Appunti su Juventus-Lazio: Allegri schiera la sua solita squadra, ma non può essere la stessa cosa (senza la miglior condizione e senza Bonucci).

La Juventus, l’identità di gioco e Bonucci che vale Higuain

Nulla di diverso

Non c’è molto da esultare, rivalità sportiva a parte, per la sconfitta della Juventus in Supercoppa Italiana contro la Lazio. Il ciclo bianconero può sembrare in fase di down, ma non certo per le indicazioni di campo che abbiamo ricevuto dalla notte dell’Olimpico. Perché, signore e signori, la squadra che abbiamo visto giocare ieri sera era la Juventus. Era la squadra degli ultimi due scudetti, conservativa nel modo di stare in campo, con le stesse identiche prerogative nella gestione delle forze e con i medesimi equilibri tra attacco e difesa.

Inizio a mille per cercare il gol del vantaggio (due-tre occasioni nei primissimi minuti), poi gestione difensiva del possesso palla e ricerca della giocata del singolo. Inutile girarci intorno, inutile dire e sostenere che quest’anno sarà un’altra cosa: gli ultimi tre scudetti sono stati vinti così, dall’alto di una superiorità tecnica e mentale imbarazzante. Juventus-Lazio, nonostante il risultato, non è molto diversa dalle (tante) vittorie per 1-0 degli ultimi due anni; Juventus-Empoli, Juventus-Sassuolo, Juventus-Roma, Juventus-Inter. Quattro partite che peschiamo a caso, nella nostra memoria: zero gol subiti, pochissime occasioni concesse, il gol fatto su prodezza del singolo e gli avversari rimbalzati ad ogni tentativo.

Il gioco

Allegri non ha tante colpe in questo sviluppo delle cose: lui fa l’allenatore, è pagato per raggiungere dei risultati e questo è il modo migliore per farlo nel modo più sicuro e più veloce. Il tecnico bianconero ha sempre assecondato le caratteristiche della sua squadra, sfruttando i punti di forza e mascherando quelli deboli. Se sei la squadra più forte, quella con i calciatori migliori, puoi vincere (spesso, quasi sempre) facendo leva su questa tua differenza di potenziale.

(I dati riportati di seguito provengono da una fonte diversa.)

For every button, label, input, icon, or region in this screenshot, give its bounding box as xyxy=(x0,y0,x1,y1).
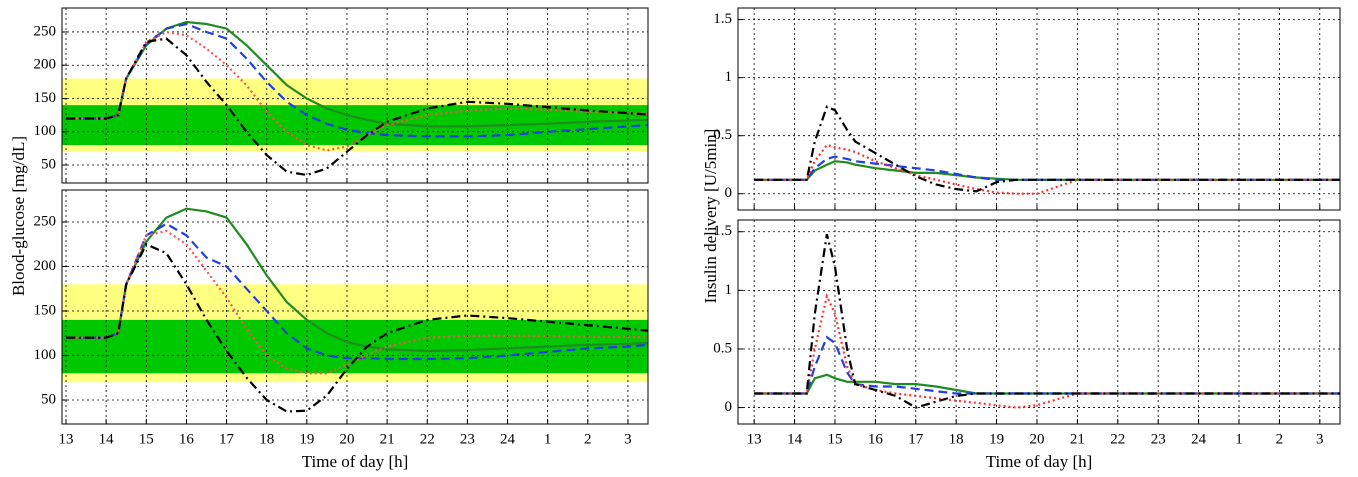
x-tick-label: 17 xyxy=(219,431,235,447)
x-tick-label: 21 xyxy=(380,431,395,447)
series-line xyxy=(754,155,1340,181)
y-tick-label: 50 xyxy=(41,156,56,172)
x-tick-label: 3 xyxy=(1316,431,1324,447)
x-tick-label: 14 xyxy=(99,431,115,447)
y-tick-label: 1.5 xyxy=(713,223,732,239)
plot-frame xyxy=(61,189,649,425)
y-tick-label: 200 xyxy=(34,258,57,274)
x-tick-label: 19 xyxy=(989,431,1004,447)
y-tick-label: 1 xyxy=(725,69,733,85)
x-tick-label: 15 xyxy=(827,431,842,447)
x-tick-label: 18 xyxy=(949,431,964,447)
y-tick-label: 150 xyxy=(34,90,57,106)
x-tick-label: 1 xyxy=(544,431,552,447)
plot-frame xyxy=(737,7,1341,211)
x-tick-label: 16 xyxy=(868,431,884,447)
series-line xyxy=(66,37,649,177)
x-tick-label: 21 xyxy=(1070,431,1085,447)
plot-area xyxy=(738,8,1340,210)
y-tick-label: 0 xyxy=(725,399,733,415)
x-tick-label: 20 xyxy=(339,431,354,447)
x-tick-label: 2 xyxy=(1276,431,1284,447)
y-tick-label: 0.5 xyxy=(713,127,732,143)
x-tick-label: 22 xyxy=(1110,431,1125,447)
plot-frame xyxy=(737,219,1341,425)
y-tick-label: 0.5 xyxy=(713,340,732,356)
x-axis-label: Time of day [h] xyxy=(302,452,409,471)
x-tick-label: 18 xyxy=(259,431,274,447)
y-tick-label: 0 xyxy=(725,185,733,201)
y-tick-label: 100 xyxy=(34,123,57,139)
x-tick-label: 2 xyxy=(584,431,592,447)
target-band xyxy=(62,105,648,146)
x-tick-label: 16 xyxy=(179,431,195,447)
plot-area xyxy=(738,220,1340,424)
x-tick-label: 17 xyxy=(908,431,924,447)
series-line xyxy=(754,233,1340,409)
x-axis-label: Time of day [h] xyxy=(986,452,1093,471)
y-tick-label: 150 xyxy=(34,302,57,318)
y-tick-label: 1 xyxy=(725,282,733,298)
plot-frame xyxy=(61,7,649,184)
y-axis-label: Insulin delivery [U/5min] xyxy=(701,129,720,304)
series-line xyxy=(66,22,649,138)
y-axis-label: Blood-glucose [mg/dL] xyxy=(9,136,28,296)
x-tick-label: 24 xyxy=(500,431,516,447)
x-tick-label: 22 xyxy=(420,431,435,447)
y-tick-label: 250 xyxy=(34,23,57,39)
series-line xyxy=(754,105,1340,193)
x-tick-label: 19 xyxy=(299,431,314,447)
x-tick-label: 13 xyxy=(747,431,762,447)
series-line xyxy=(66,20,649,128)
x-tick-label: 1 xyxy=(1235,431,1243,447)
series-line xyxy=(66,242,649,413)
x-tick-label: 24 xyxy=(1191,431,1207,447)
series-line xyxy=(66,229,649,375)
y-tick-label: 100 xyxy=(34,347,57,363)
x-tick-label: 23 xyxy=(460,431,475,447)
series-line xyxy=(66,30,649,152)
x-tick-label: 20 xyxy=(1029,431,1044,447)
x-tick-label: 15 xyxy=(139,431,154,447)
x-tick-label: 23 xyxy=(1151,431,1166,447)
y-tick-label: 200 xyxy=(34,57,57,73)
y-tick-label: 250 xyxy=(34,213,57,229)
y-tick-label: 50 xyxy=(41,391,56,407)
y-tick-label: 1.5 xyxy=(713,11,732,27)
x-tick-label: 13 xyxy=(59,431,74,447)
x-tick-label: 3 xyxy=(624,431,632,447)
x-tick-label: 14 xyxy=(787,431,803,447)
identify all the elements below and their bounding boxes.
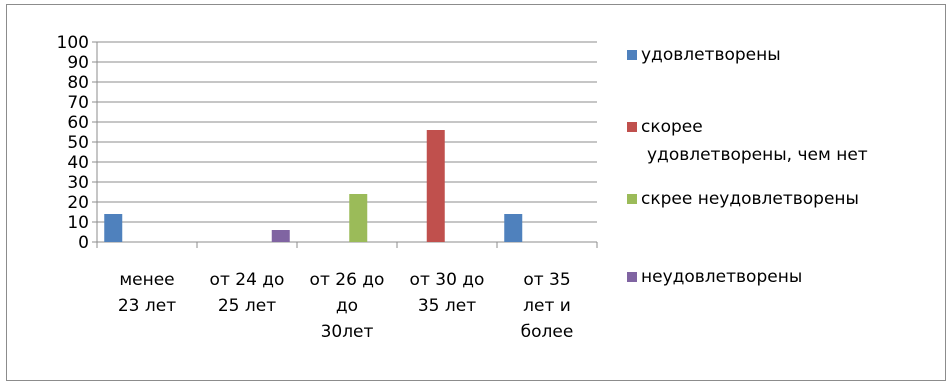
legend-swatch [627,272,637,282]
y-tick-label: 50 [67,133,89,153]
legend-label: скрее неудовлетворены [641,189,859,209]
x-tick-label: менее 23 лет [117,270,177,316]
y-tick-label: 90 [67,53,89,73]
bar [271,230,290,242]
legend-swatch [627,122,637,132]
y-tick-label: 30 [67,173,89,193]
legend-swatch [627,50,637,60]
y-tick-label: 70 [67,93,89,113]
legend-swatch [627,194,637,204]
x-tick-label: от 35 лет и более [520,270,574,342]
x-tick-label: от 24 до 25 лет [209,270,285,316]
y-tick-label: 20 [67,193,89,213]
bar [104,214,123,242]
bar [426,130,445,242]
y-tick-label: 40 [67,153,89,173]
bar [349,194,368,242]
legend-label: неудовлетворены [641,267,803,287]
legend-label: скорее [641,117,703,137]
chart-frame: 0 10 20 30 40 50 60 70 80 90 100 менее 23 лет от 24… [6,4,946,381]
x-tick-label: от 26 до до 30лет [309,270,385,342]
y-tick-label: 60 [67,113,89,133]
x-tick-label: от 30 до 35 лет [409,270,485,316]
y-tick-label: 10 [67,213,89,233]
legend-label: удовлетворены [641,45,781,65]
y-tick-label: 80 [67,73,89,93]
legend-label: удовлетворены, чем нет [647,145,868,165]
y-tick-label: 100 [57,33,89,53]
y-tick-label: 0 [78,233,89,253]
bar [504,214,523,242]
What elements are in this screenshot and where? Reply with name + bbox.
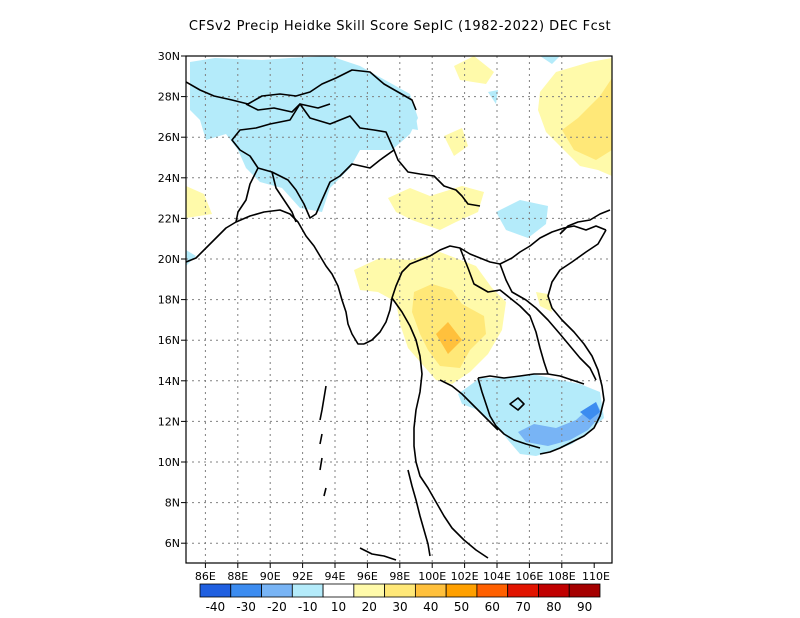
- map-title-text: CFSv2 Precip Heidke Skill Score SepIC (1…: [188, 19, 612, 34]
- colorbar-swatch: [414, 583, 447, 598]
- colorbar-swatch: [538, 583, 570, 598]
- colorbar-label: -40: [206, 600, 226, 614]
- colorbar-swatch: [230, 583, 262, 598]
- negative-skill-region-w: [186, 186, 212, 218]
- colorbar-swatch: [291, 583, 324, 598]
- lat-label: 30N: [158, 50, 180, 63]
- border-himalaya: [186, 69, 417, 111]
- border-thailand-west: [391, 297, 489, 559]
- lat-label: 20N: [158, 253, 180, 266]
- colorbar-label: 60: [485, 600, 500, 614]
- colorbar: -40 -30 -20 -10 10 20 30 40 50 60 70 80 90: [199, 583, 601, 614]
- colorbar-label: 10: [331, 600, 346, 614]
- positive-skill-region-south-mid: [518, 402, 602, 446]
- coast-sumatra: [359, 547, 397, 561]
- lat-label: 6N: [165, 537, 180, 550]
- coast-gulf-of-thailand: [439, 379, 499, 431]
- lat-label: 28N: [158, 91, 180, 104]
- colorbar-swatch: [199, 583, 232, 598]
- colorbar-swatch: [568, 583, 601, 598]
- negative-skill-region-ne-core: [562, 78, 612, 160]
- lake-tonle-sap: [509, 397, 525, 411]
- map-title: CFSv2 Precip Heidke Skill Score SepIC (1…: [0, 19, 800, 34]
- border-cambodia: [477, 373, 585, 449]
- colorbar-label: -20: [267, 600, 287, 614]
- positive-skill-region-nw: [190, 56, 418, 212]
- lon-label: 94E: [325, 570, 346, 583]
- lat-label: 16N: [158, 334, 180, 347]
- border-northeast-india: [231, 103, 395, 219]
- border-laos: [459, 247, 597, 381]
- lon-label: 106E: [515, 570, 543, 583]
- lat-label: 8N: [165, 497, 180, 510]
- lon-label: 102E: [451, 570, 479, 583]
- lat-label: 22N: [158, 212, 180, 225]
- positive-skill-region-ne: [540, 56, 560, 64]
- colorbar-label: -30: [236, 600, 256, 614]
- negative-skill-region-thailand-peak: [436, 322, 462, 354]
- longitude-labels: 86E 88E 90E 92E 94E 96E 98E 100E 102E 10…: [195, 570, 610, 583]
- colorbar-swatch: [384, 583, 416, 598]
- lon-label: 90E: [260, 570, 281, 583]
- colorbar-label: 70: [515, 600, 530, 614]
- colorbar-swatch: [476, 583, 509, 598]
- plot-frame: [185, 55, 613, 564]
- positive-skill-region-south-core: [580, 402, 600, 420]
- lon-label: 96E: [357, 570, 378, 583]
- border-myanmar-thailand: [363, 225, 607, 345]
- border-bangladesh: [235, 167, 297, 223]
- lon-label: 98E: [389, 570, 410, 583]
- lon-label: 100E: [418, 570, 446, 583]
- lat-label: 18N: [158, 294, 180, 307]
- negative-skill-region-n-small: [454, 56, 494, 84]
- colorbar-swatch: [353, 583, 386, 598]
- colorbar-label: 20: [362, 600, 377, 614]
- colorbar-swatch: [445, 583, 478, 598]
- skill-shading: [186, 56, 612, 456]
- tick-marks: [181, 55, 595, 568]
- latitude-labels: 30N 28N 26N 24N 22N 20N 18N 16N 14N 12N …: [158, 50, 180, 550]
- lon-label: 92E: [292, 570, 313, 583]
- colorbar-label: 40: [423, 600, 438, 614]
- lon-label: 110E: [582, 570, 610, 583]
- negative-skill-region-myanmar: [388, 186, 484, 230]
- lat-label: 26N: [158, 131, 180, 144]
- andaman-islands: [319, 385, 327, 497]
- coast-south-china: [559, 209, 611, 235]
- lat-label: 14N: [158, 375, 180, 388]
- lat-label: 12N: [158, 415, 180, 428]
- coast-vietnam: [539, 229, 607, 455]
- colorbar-label: 90: [577, 600, 592, 614]
- colorbar-swatch: [507, 583, 539, 598]
- lon-label: 108E: [548, 570, 576, 583]
- lat-label: 24N: [158, 172, 180, 185]
- border-myanmar-china: [393, 149, 481, 207]
- positive-skill-region-laos: [496, 200, 548, 238]
- colorbar-label: 30: [392, 600, 407, 614]
- lat-label: 10N: [158, 456, 180, 469]
- coastlines: [186, 69, 611, 561]
- colorbar-label: 80: [546, 600, 561, 614]
- lon-label: 104E: [483, 570, 511, 583]
- colorbar-swatch: [261, 583, 293, 598]
- coast-bay-of-bengal-west: [186, 209, 364, 345]
- colorbar-swatch: [322, 583, 355, 598]
- positive-skill-region-w: [186, 250, 196, 266]
- colorbar-label: -10: [298, 600, 318, 614]
- lon-label: 86E: [195, 570, 216, 583]
- colorbar-label: 50: [454, 600, 469, 614]
- coast-malaysia: [407, 469, 431, 557]
- lon-label: 88E: [227, 570, 248, 583]
- border-nepal-bhutan: [245, 103, 331, 113]
- negative-skill-region-n-small2: [444, 128, 468, 156]
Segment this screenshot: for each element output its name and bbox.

Solo che, però, anche ai migliori possono capitare serate negative. Quando gli avversari sono ancora più forti (Barcellona, Bayern Monaco, Real Madrid), oppure quando corrono di più e quindi possono organizzarsi meglio (ieri sera è un esempio). Succede. In casi del genere, un’identità di gioco costruita sulla superiorità mentale, fisica e tecnica diventa debole, attaccabile. Perché non c’è il supporto alternativo, manca qualcosa cui appellarsi se non c’è il tiro da fuori di Dybala, la spizzata di Mandzukic, il tiro radente di Higuain. Se il singolo non gira, il meccanismo della Juventus si inceppa. Ha la forza di rialzarsi all’improvviso, perché il talento resta talento e può esprimersi da un momento all’altro, e in tante forme. Ma può non accadere, o capita che non basti.

Bonucci

Anche perché poi uno o due gol sono il numero giusto quando ne prendi zero, o al massimo uno. E arriviamo a ieri sera, alla prima partita della nuova stagione. La vecchia Juventus, senza nuovi acquisti e con Benatia al posto di Bonucci. Barzagli terzino di scivolamento, difesa che da quattro passa a tre. La solita Juventus, ma non è questione di moduli. Sono i principi: terza linea piatta, possesso difensivo, ricerca del singolo in avanti. I principi di gioco di chi è superiore. Nella tecnica, nel fisico, in difesa.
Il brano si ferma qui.